Reviewed: https://review.openstack.org/473899
Committed: https://git.openstack.org/cgit/openstack/neutron/commit/?id=e9e8f5dccbc43ab3e07ec285a24489fdb9ac6c80
Submitter: Jenkins
Branch: master

commit e9e8f5dccbc43ab3e07ec285a24489fdb9ac6c80
Author: Jakub Libosvar <email address hidden>
Date: Tue Jun 13 12:03:31 2017 +0000

    Introduce trusted ports to firewall driver API

    Currently trusted ports (DHCP & router ports) are considered trusted
    ports based on theirs owner. Trusted ports are not passed to the
    firewall driver and hence the driver doesn't have any way how to deal
    with such ports.

    This change introduces two new methods to firewall driver API:
     - process_trusted_ports
     - remove_trusted_ports

    These methods will give firewall driver a chance to process traffic
    coming from the trusted ports in case its needed.
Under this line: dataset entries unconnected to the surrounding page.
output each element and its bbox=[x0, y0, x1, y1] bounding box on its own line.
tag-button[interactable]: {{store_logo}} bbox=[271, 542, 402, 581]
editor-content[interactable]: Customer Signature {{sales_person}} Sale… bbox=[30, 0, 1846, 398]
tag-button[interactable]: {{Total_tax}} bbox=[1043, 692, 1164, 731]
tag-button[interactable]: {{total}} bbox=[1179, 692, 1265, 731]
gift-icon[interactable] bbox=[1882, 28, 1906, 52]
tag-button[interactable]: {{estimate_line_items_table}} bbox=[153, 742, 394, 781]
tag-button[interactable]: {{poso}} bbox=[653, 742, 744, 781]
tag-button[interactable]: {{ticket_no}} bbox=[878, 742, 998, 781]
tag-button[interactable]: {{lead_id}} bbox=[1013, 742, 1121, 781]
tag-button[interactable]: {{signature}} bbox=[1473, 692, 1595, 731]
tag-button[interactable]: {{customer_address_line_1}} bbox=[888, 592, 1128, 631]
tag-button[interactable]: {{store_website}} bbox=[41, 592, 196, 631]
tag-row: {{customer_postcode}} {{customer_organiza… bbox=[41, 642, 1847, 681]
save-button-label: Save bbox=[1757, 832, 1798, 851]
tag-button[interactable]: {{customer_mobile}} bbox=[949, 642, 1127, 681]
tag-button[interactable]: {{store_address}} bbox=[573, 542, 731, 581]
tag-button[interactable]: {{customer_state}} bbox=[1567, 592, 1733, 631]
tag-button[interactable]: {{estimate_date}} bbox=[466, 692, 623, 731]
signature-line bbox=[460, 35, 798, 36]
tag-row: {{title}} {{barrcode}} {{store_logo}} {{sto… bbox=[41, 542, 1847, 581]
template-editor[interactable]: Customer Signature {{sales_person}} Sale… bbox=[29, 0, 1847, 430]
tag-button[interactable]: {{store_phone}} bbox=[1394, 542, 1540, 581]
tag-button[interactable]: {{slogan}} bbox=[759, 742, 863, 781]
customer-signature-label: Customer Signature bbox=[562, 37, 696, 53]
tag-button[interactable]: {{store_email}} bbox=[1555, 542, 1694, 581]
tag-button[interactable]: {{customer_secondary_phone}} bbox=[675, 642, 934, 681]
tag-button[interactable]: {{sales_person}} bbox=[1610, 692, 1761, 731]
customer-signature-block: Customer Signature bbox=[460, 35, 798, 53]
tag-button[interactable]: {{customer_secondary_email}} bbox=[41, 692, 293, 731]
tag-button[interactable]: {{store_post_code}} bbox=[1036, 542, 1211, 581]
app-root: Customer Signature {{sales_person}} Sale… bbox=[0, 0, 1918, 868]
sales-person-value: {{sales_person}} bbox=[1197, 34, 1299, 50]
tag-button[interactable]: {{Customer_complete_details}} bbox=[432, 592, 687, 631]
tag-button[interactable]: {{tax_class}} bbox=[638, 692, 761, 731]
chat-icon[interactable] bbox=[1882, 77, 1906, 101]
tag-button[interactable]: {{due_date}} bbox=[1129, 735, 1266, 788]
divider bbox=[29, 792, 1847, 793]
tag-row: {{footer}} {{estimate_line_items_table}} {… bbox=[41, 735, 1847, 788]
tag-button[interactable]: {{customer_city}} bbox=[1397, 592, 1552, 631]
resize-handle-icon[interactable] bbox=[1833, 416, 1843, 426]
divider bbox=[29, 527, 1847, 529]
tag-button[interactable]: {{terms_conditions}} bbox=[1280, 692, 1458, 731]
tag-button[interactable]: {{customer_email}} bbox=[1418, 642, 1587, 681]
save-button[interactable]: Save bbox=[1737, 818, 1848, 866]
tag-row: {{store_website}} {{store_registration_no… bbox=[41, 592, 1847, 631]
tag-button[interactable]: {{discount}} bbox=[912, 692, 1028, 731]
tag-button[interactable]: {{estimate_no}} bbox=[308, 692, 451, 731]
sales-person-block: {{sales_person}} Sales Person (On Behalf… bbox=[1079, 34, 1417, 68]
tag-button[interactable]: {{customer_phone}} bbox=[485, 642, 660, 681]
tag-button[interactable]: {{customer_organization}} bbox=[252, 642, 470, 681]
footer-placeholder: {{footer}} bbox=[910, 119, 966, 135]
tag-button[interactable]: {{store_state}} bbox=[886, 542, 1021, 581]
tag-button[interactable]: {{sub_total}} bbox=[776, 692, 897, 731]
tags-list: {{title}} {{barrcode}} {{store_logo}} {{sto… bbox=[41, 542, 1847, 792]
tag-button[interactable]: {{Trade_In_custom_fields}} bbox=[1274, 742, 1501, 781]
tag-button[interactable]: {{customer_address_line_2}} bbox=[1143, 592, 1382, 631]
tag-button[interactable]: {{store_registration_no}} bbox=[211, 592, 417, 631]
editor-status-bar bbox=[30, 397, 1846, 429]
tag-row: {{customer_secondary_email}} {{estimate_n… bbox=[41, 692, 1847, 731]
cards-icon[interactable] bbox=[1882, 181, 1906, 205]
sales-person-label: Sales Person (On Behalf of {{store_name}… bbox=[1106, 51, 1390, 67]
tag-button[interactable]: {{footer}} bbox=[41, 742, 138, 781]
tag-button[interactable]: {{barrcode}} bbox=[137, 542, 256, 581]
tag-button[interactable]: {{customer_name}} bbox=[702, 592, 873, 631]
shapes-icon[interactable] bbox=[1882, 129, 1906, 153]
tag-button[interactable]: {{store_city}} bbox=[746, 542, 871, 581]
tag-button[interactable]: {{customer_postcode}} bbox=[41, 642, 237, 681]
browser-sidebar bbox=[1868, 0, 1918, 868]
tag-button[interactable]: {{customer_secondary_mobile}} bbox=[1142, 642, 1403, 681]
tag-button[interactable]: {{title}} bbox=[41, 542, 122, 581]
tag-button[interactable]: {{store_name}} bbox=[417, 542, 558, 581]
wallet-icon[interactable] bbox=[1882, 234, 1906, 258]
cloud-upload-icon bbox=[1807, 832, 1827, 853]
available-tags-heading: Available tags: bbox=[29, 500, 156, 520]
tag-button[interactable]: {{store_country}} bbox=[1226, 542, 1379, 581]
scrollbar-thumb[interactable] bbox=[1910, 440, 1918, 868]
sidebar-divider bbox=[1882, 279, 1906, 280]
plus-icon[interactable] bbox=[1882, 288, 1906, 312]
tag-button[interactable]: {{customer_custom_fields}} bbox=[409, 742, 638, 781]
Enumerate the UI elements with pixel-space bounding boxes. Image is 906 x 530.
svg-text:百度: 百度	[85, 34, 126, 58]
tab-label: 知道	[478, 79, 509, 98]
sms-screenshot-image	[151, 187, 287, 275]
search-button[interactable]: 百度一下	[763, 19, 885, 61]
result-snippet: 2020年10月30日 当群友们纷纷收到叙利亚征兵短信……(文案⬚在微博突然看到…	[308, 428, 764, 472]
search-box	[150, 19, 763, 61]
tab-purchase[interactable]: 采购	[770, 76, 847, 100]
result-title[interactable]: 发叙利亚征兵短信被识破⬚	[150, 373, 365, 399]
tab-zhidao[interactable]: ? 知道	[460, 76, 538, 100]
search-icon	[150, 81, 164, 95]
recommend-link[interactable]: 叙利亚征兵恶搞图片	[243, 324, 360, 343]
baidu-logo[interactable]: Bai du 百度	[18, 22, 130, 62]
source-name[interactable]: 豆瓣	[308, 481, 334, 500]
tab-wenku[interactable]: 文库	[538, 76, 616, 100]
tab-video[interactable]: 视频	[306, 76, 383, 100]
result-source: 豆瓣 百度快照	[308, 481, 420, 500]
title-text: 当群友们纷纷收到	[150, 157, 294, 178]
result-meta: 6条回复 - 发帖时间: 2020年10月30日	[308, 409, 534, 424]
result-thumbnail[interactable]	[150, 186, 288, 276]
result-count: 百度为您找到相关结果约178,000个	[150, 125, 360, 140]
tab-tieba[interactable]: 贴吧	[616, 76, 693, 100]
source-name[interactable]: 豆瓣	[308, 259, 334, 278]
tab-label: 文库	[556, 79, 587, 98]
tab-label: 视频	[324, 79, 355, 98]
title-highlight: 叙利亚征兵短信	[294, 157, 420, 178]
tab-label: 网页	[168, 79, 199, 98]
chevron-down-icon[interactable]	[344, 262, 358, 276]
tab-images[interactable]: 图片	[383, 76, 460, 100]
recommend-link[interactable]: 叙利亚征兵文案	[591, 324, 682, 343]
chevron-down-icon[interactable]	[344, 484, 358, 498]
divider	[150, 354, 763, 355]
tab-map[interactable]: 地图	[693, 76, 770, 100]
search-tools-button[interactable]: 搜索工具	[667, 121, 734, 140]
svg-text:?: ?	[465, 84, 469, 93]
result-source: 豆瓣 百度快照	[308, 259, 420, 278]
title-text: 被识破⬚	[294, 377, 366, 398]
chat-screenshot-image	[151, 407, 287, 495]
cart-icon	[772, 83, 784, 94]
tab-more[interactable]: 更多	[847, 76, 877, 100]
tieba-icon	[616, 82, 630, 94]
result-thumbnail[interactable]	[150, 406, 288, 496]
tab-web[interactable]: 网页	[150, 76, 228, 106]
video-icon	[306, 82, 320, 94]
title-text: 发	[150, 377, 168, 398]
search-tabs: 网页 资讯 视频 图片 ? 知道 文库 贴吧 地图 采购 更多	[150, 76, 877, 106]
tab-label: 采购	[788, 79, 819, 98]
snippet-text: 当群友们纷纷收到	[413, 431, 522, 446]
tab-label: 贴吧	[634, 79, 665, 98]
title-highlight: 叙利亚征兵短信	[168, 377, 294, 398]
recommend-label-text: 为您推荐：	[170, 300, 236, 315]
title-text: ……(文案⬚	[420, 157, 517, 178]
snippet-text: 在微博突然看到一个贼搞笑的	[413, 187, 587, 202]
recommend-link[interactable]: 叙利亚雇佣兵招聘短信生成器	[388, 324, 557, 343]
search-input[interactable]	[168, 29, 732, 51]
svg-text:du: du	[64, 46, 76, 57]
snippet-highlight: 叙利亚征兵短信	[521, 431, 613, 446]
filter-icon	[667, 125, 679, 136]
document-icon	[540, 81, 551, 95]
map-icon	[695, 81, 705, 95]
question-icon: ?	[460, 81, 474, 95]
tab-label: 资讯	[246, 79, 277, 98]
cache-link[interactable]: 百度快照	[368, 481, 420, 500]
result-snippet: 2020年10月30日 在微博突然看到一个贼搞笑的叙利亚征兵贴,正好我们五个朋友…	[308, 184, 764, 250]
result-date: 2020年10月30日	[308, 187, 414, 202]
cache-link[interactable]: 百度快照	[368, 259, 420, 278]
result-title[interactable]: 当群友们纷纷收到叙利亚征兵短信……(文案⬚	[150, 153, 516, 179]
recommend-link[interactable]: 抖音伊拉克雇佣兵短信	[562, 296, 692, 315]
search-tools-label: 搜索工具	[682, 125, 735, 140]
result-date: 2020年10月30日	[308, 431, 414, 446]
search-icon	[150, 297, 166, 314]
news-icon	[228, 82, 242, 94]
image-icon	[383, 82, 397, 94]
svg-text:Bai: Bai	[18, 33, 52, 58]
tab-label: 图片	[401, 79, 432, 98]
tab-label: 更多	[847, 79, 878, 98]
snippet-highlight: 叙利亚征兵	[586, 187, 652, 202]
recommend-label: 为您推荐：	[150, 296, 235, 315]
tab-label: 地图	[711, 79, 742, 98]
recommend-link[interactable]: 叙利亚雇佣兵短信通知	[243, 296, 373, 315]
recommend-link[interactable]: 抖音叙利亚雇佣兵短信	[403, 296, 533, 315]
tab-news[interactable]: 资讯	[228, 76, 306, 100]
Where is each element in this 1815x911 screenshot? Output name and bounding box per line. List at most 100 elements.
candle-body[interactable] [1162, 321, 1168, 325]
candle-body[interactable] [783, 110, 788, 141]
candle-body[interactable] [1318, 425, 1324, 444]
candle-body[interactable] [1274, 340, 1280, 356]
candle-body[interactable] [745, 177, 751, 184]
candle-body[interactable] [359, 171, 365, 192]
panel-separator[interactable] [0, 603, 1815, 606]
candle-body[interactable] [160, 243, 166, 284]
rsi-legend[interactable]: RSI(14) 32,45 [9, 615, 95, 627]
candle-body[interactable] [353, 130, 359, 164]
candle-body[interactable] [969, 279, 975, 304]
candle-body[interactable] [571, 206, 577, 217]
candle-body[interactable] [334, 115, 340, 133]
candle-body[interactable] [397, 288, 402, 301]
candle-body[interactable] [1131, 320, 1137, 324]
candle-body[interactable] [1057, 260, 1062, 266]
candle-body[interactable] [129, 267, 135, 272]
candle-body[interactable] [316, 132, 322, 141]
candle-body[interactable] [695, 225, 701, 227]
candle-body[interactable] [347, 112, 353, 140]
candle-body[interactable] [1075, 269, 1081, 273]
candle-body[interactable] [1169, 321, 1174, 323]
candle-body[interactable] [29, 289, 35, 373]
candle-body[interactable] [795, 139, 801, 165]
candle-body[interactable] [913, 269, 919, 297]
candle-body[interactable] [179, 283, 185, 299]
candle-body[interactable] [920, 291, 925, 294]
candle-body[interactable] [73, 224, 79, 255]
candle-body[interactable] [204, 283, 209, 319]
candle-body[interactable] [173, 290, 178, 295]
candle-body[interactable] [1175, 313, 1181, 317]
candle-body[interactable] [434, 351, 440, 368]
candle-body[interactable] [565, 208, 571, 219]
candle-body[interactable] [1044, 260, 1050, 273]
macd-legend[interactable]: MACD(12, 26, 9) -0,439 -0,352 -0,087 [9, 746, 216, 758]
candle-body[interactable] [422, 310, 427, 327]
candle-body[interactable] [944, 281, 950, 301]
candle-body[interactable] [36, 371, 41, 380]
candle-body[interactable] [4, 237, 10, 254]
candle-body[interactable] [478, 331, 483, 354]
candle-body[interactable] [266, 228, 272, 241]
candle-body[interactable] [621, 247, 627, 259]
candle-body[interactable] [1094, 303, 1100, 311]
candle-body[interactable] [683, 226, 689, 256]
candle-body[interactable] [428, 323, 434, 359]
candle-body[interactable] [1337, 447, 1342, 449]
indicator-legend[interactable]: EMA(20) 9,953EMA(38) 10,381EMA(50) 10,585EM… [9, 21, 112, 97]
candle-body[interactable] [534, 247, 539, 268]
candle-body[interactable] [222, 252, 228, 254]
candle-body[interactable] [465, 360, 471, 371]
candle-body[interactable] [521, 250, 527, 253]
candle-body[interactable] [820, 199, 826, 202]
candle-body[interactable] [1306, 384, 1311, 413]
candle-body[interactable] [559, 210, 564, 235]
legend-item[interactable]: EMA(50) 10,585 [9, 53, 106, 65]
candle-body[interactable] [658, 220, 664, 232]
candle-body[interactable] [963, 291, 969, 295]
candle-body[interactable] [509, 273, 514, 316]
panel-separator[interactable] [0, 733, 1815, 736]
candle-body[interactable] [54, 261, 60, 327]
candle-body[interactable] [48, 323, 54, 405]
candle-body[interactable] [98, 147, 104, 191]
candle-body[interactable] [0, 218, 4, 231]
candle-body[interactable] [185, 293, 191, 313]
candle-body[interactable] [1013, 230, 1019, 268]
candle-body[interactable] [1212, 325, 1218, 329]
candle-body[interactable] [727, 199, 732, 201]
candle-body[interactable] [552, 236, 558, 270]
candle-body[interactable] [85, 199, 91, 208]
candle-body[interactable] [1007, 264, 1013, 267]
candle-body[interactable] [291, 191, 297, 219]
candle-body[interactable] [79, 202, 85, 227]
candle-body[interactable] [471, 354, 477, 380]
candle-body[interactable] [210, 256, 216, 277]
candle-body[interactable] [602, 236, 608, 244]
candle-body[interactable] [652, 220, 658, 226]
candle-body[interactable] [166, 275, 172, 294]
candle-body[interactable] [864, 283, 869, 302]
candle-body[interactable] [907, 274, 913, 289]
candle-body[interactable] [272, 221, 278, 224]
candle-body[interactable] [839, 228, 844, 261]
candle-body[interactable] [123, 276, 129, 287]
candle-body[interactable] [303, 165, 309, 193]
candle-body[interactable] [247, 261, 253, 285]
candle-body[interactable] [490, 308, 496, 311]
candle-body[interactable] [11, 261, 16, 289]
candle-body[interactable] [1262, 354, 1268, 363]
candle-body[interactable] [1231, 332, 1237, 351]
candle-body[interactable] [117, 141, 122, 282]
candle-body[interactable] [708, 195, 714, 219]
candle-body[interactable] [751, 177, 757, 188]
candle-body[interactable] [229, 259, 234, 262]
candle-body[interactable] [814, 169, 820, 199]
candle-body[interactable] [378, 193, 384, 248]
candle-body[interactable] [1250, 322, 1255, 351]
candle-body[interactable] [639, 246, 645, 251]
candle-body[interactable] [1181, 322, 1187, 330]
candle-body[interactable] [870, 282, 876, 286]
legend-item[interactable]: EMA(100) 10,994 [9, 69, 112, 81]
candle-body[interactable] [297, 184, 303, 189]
    For specific case, see patch depending on this one.

    Change-Id: I0be64483515e45f98ffffce8346a6bff06bc0fd1
    Related-bug: #1626010

Change abandoned by Jakub Libosvar (<email address hidden>) on branch: master
Review: https://review.openstack.org/462227
Reason: https://review.openstack.org/#/c/385085/ is close to merge

Reviewed: https://review.openstack.org/385085
Committed: https://git.openstack.org/cgit/openstack/neutron/commit/?id=6370a0471076ccb095a90f97ffc869ae7ea2e5ed
Submitter: Jenkins
Branch: master

commit 6370a0471076ccb095a90f97ffc869ae7ea2e5ed
Author: Jakub Libosvar <email address hidden>
Date: Tue Jun 13 12:07:28 2017 +0000

    ovsfw: Fix overlapping MAC addresses on integration bridge

    The patch relies on the fact that traffic not going from instance
    (and thus port not managed by firewall) is tagged. Traffic coming from
    the instance is not tagged and thus net register is used for marking
    such traffic. These two approaches make matching rules unique even if
    two ports from different networks share its' mac addressess.

    Traffic coming from trusted ports is marked with network in registry
    so firewall can decide later to which network traffic belongs.

    Closes-bug: #1626010

    Change-Id: Ia05d75a01b0469a0eaa82ada67b16a9481c50f1c

This issue was fixed in the openstack/neutron 11.0.0.0b3 development milestone.